Early Literacy Research Library (ELRL) - Article

Encouraging Parental Reading for High-Risk Neonatal Intensive Care Unit Infants

Jain, V.G., Kessler, C., Lacina, L., Szumlas, G.A., Crosh, C., Hutton, J.S., Needlman, R., Dewitt, T.G. (2021) Encouraging Parental Reading for High-Risk Neonatal Intensive Care Unit Infants. The Journal of Pediatrics, 232, 95-102.,

Access: Institutional Access


Publication year

2020

study description

Quasi-experimental intervention study.

core topic(s)

Shared Reading

Population Characteristics

Infant/Newborn , Medical Conditions and Disabilities , Neonatal/NICU

Exposures, Outcomes, Other

Clinic-Based Programs and Interventions , Home Language/Literacy/Learning Environment , NICU Bookworms , Parent Behaviors and Skills , Parent-Child Relationships/Interactions , Reading Frequency



objectives

To assess whether a citywide structured book-sharing program (NICU Bookworms) designed to promote reading to infants while admitted in the neonatal intensive care unit (NICU) would increase parental reading behaviors (≥3-4 days/week) in the NICU and after discharge home, including high-risk parents who do not themselves enjoy reading.

exposure

NICU Bookworms (book sharing intervention).

outcomes evaluated

Home reading environment and shared reading behaviors.

setting

Infants discharged from the NICUs in the Greater Cincinnati region from May 2018 to May 2019 and attending the Cincinnati Children’s Medical Center (CCHMC) NICU High-risk Clinic were consecutively enrolled.

methods

The NICU Bookworms program comprised staff training, parent education, and building a literacy-rich environment. In this quasi-experimental intervention study, parents of medically high-risk NICU graduates <6 months of age were administered a questionnaire at their first NICU follow-up clinic visit. The survey incorporated questions from the StimQ-I READ subscale to assess home reading environment and shared reading practices.

sample size

n=317 (infants total); n=187 (control); n=130 (treatment)

measures

Measure of Home Reading Environment and Shared Reading: Reading subscale of the StimQ-I, as well as questions on access to books, reading frequency, reading routines, reading aloud advised by a healthcare worker, parents’ educational level, and infant’s ethnicity per parent report. Where possible, these questions were derived from the published literature.

 

Measure of Demographic Data: abstracted from medical records.


results

A total of 317 infants were enrolled, 187 in an unexposed comparison group and 130 in the intervention group. Parents exposed to Bookworms were significantly more likely to read ≥3-4 days per week while in the NICU (34.5% vs 51.5%; P = .002; aOR, 2.2; 95% CI, 1.2-4.0), but reading at home did not differ (67.9% vs 73.1%; P = .28; aOR, 0.99; 95% CI, 0.5-1.8). However, among parents who did not themselves enjoy reading, frequency was significantly higher both in the NICU (18.4% vs 46.1%; P = .009; aOR, 5.0; 95% CI, 1.2-21.5) and at home (36.9% vs 70%; P = .003; aOR, 3.7; 95% CI, 1.1–12.9). A qualitative thematic analysis found that Bookworms decreased parental stress, enhanced bonding, and supported positive parent-infant interactions.

conclusions

A book-sharing intervention in the NICU increased parent-reported reading aloud during hospitalization and among parents disinclined to read for pleasure, both in the NICU and following discharge. This change may have been mediated by enhancement of parent-infant interactions.

limitations

Only families attending the high-risk clinic after discharge were included, possibly fueling participation bias. Even though we aimed for consecutive recruitment, some patients were missed owing to staff unavailability.
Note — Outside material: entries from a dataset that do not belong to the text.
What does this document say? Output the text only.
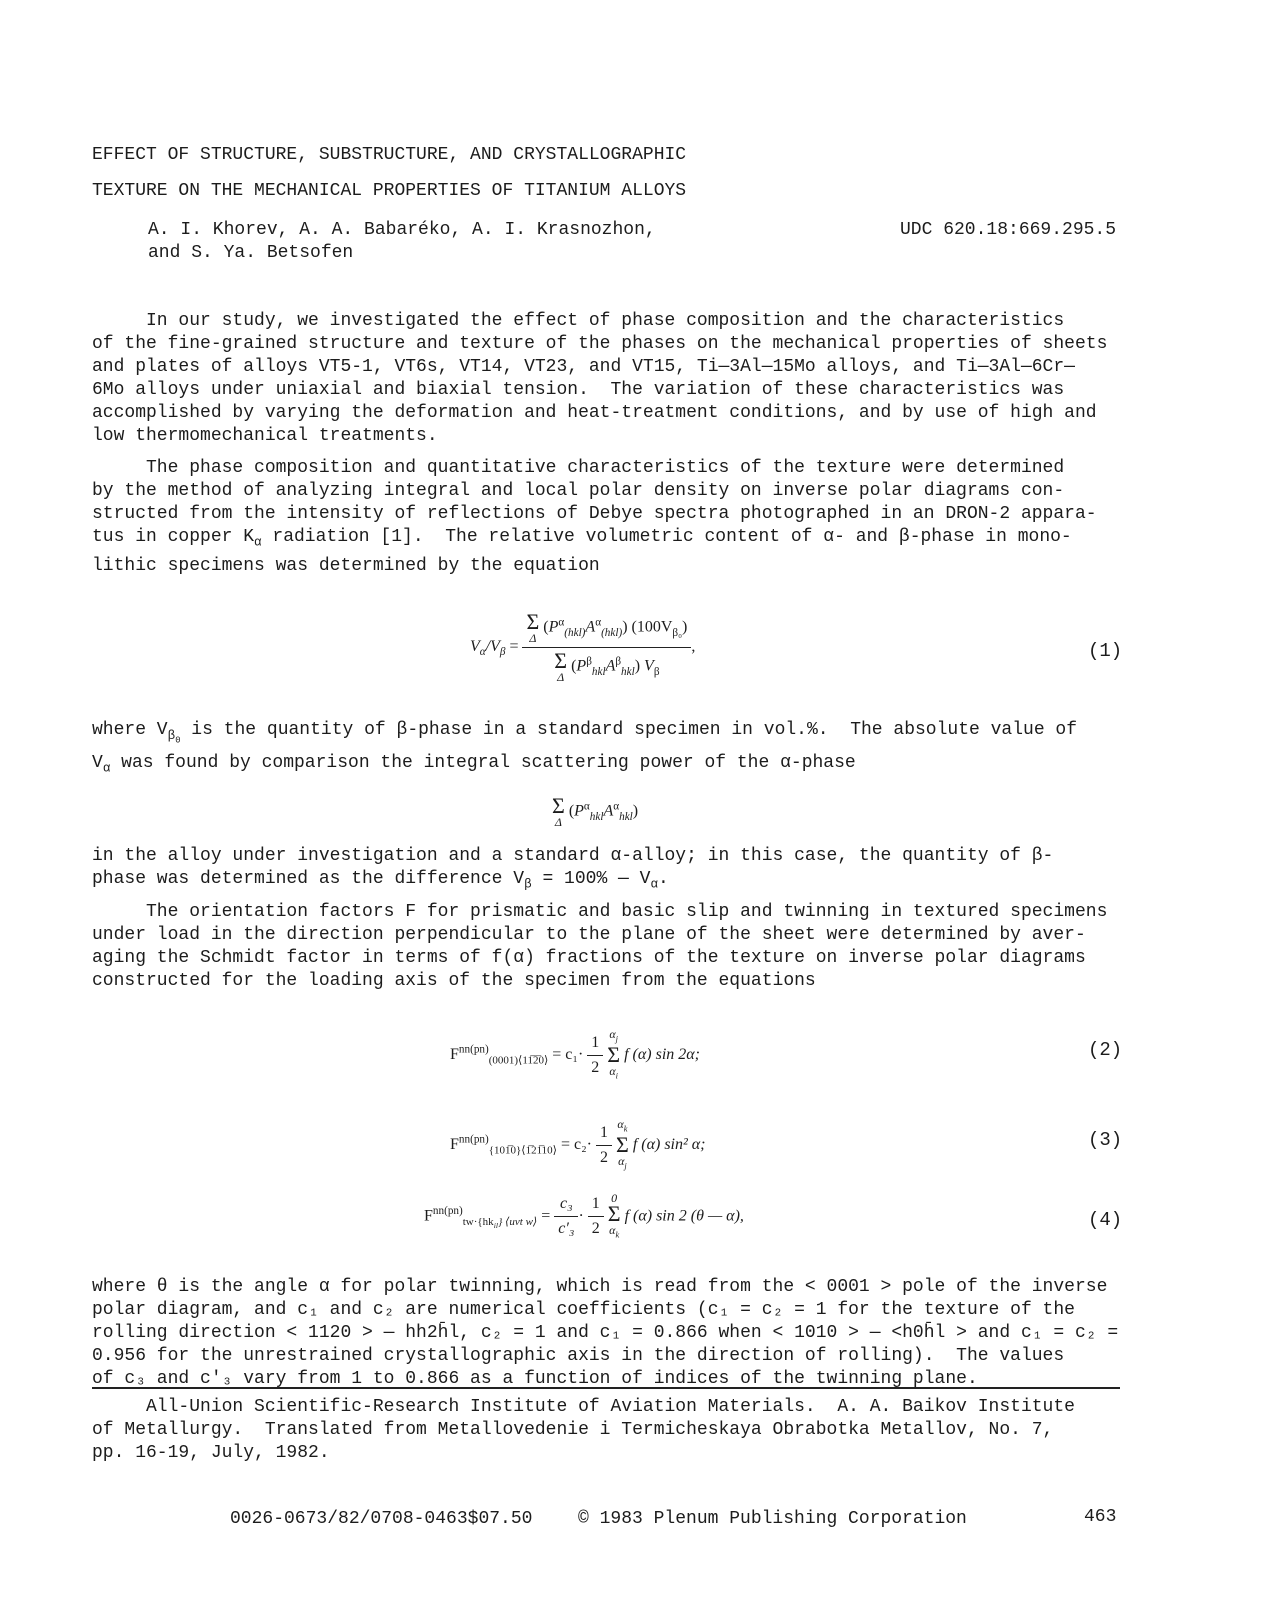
EFFECT OF STRUCTURE, SUBSTRUCTURE, AND CRYSTALLOGRAPHIC
TEXTURE ON THE MECHANICAL PROPERTIES OF TITANIUM ALLOYS
A. I. Khorev, A. A. Babaréko, A. I. Krasnozhon,
and S. Ya. Betsofen
UDC 620.18:669.295.5
In our study, we investigated the effect of phase composition and the characteristics
of the fine-grained structure and texture of the phases on the mechanical properties of sheets
and plates of alloys VT5-1, VT6s, VT14, VT23, and VT15, Ti—3Al—15Mo alloys, and Ti—3Al—6Cr—
6Mo alloys under uniaxial and biaxial tension.  The variation of these characteristics was
accomplished by varying the deformation and heat-treatment conditions, and by use of high and
low thermomechanical treatments.
The phase composition and quantitative characteristics of the texture were determined
by the method of analyzing integral and local polar density on inverse polar diagrams con-
structed from the intensity of reflections of Debye spectra photographed in an DRON-2 appara-
tus in copper $K_\alpha$ radiation [1].  The relative volumetric content of α- and β-phase in mono-
lithic specimens was determined by the equation
$V_\alpha/V_\beta = \Sigma$
Δ
$(P^\alpha_{(hkl)}A^\alpha_{(hkl)})$ $(100V_{\beta_0})$
Σ
Δ
$(P^\beta_{hkl}A^\beta_{hkl})$ $V_\beta$ ,	(1)
where $V_{\beta_0}$ is the quantity of β-phase in a standard specimen in vol.%.  The absolute value of
$V_\alpha$ was found by comparison the integral scattering power of the α-phase
Σ
Δ
$(P^\alpha_{hkl}A^\alpha_{hkl})$
in the alloy under investigation and a standard α-alloy; in this case, the quantity of β-
phase was determined as the difference $V_\beta = 100\%$ — $V_\alpha$.
The orientation factors F for prismatic and basic slip and twinning in textured specimens
under load in the direction perpendicular to the plane of the sheet were determined by aver-
aging the Schmidt factor in terms of f(α) fractions of the texture on inverse polar diagrams
constructed for the loading axis of the specimen from the equations
$F^{nn(pn)}_{(0001)⟨11̅2̅0⟩} = c_1\cdot \frac{1}{2}$
$\alpha_j$
Σ
$\alpha_i$
f (α) sin 2α;	(2)
$F^{nn(pn)}_{\{101̅0\}⟨1̅21̅10⟩} = c_2\cdot \frac{1}{2}$
$\alpha_k$
Σ
$\alpha_j$
f (α) sin² α;	(3)
$F^{nn(pn)}_{tw\cdot\{hk_{il}\} ⟨uvt w⟩} = \frac{\text{c₃}}{\text{c′₃}} \cdot \frac{1}{2}$
0
Σ
$\alpha_k$
f (α) sin 2 (θ — α),	(4)
where θ is the angle α for polar twinning, which is read from the < 0001 > pole of the inverse
polar diagram, and c₁ and c₂ are numerical coefficients (c₁ = c₂ = 1 for the texture of the
rolling direction < 1120 > — hh2h̄l, c₂ = 1 and c₁ = 0.866 when < 1010 > — <h0h̄l > and c₁ = c₂ =
0.956 for the unrestrained crystallographic axis in the direction of rolling).  The values
of c₃ and c′₃ vary from 1 to 0.866 as a function of indices of the twinning plane.
All-Union Scientific-Research Institute of Aviation Materials.  A. A. Baikov Institute
of Metallurgy.  Translated from Metallovedenie i Termicheskaya Obrabotka Metallov, No. 7,
pp. 16-19, July, 1982.
0026-0673/82/0708-0463$07.50	© 1983 Plenum Publishing Corporation	463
There was also variability in the administration of the program at various participating NICUs, which could have diluted the results relative to administration with maximum fidelity... Follow-up and evaluation of home reading practices were only done at the first clinic visit (mean 45 days) and the long-term effects of the Bookworms intervention are unclear, warranting future study. Outcomes were assessed via parental self-report with no direct observations, diaries, vocabulary scores, or neurodevelopmental assessments, rendering findings susceptible to social desirability and/or recall bias. Baseline levels of parental anxiety or depression were not measured, which can impact shared reading behaviors. We also did not measure how frequently parents were advised by neonatal staff to read to their infant or the quality of such advice, making dose-response estimates uncertain.